Mi colpisce subito la forma stessa della biografia, che l’autore definisce memoir. Mi dispongo così ad apprezzare le atmosfere psicologiche, non solo i tratti biografici. Mi piace l’idea. Qui, soprattutto gli anni ‘60-‘90 che, come sappiamo, sono stati densi di trasformazioni per la poesia e non solo. Terminato il racconto dei fatti tragici dell’infanzia di Amelia, mi sembra già da subito di intravedere le ombre di poeti e poete, con le loro grandezze e le piccole meschinità. Mi ritrovo tutta. E poi ambienti romani, cimiteri, tratteggi della presenza e dell’eredità dei genitori, non solo di quelli di Amelia.Non so e non saprò mai se Renzo Paris abbia rispettato, da testimone, la veridicità delle azioni di Amelia e dei protagonisti dei suoi ricordi, né delle loro intenzioni; ad esempio, per lei: “tentando inutilmente di farsi sposare da alcuni” o ancora, per Dario, “ mancavano le mie plaquette di versi, che Dario aveva rubato per poi rivenderle.” Ma, in fondo, tutta la nostra vita non è costellata di ipotesi che divengono affermazioni? Io non ne sono esente.Cosa resta di quell’epoca? Non so, assistiamo attoniti al consumo compulsivo, non solo di nuove opere ma anche di nuovi autori, secondo un mito della gioventù che non è anagrafica (i giovani veri sono tutt’ora inascoltati), ma è gioventù (presunta) di idee e di proposte.
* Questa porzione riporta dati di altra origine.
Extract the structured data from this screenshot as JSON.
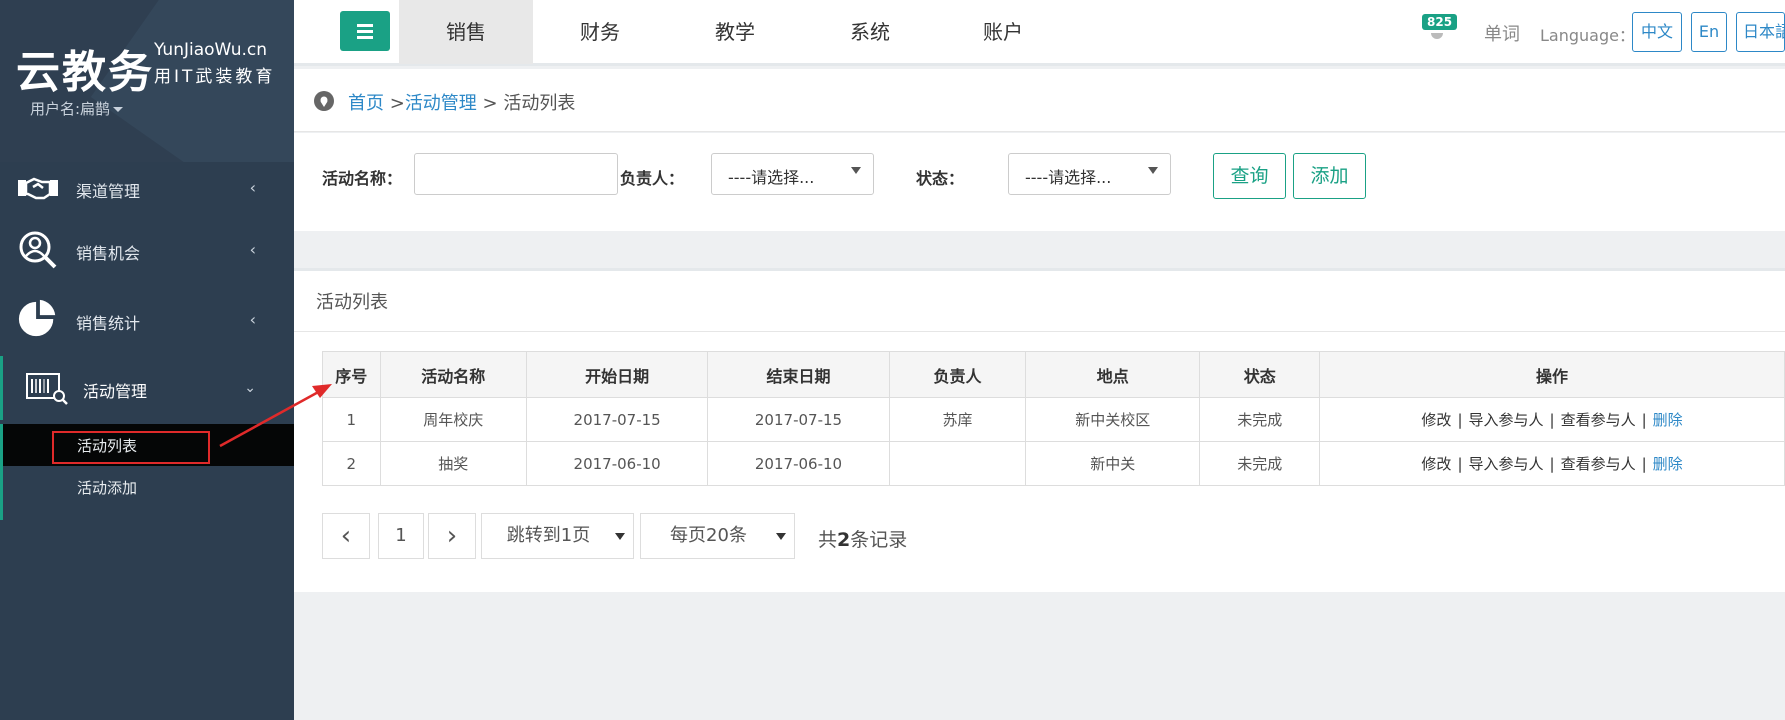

I nostri migliori scrittori, usati come ammennicoli usa e getta, menti illuminate, linguaggi originali e curati, conoscenze approfondite di italianistica, antropologia, sociologia, filosofia, lingue straniere buttati al vento e dimenticati… Questo ne ne resta?: un funerale con memorie viventi trascurate, che non riescono neanche a riconoscersi le une con le altre…Non leggo un risentimento da parte dell’autore per questo spreco di talenti e di affetti, solo una malinconica presa d’atto.La lettura di questa stupenda biografia mi lascia un retrogusto di malinconia, forse perché c’ero anch’io in via delle Botteghe oscure a festeggiare il “sorpasso”, prima che ne comprendessi il drammatico esito per le successive due generazioni.Malinconia, sì, ma anche commozione: questo insistere sulla solitudine delle donne ha spalancato la consapevolezza della voragine degli uomini soli.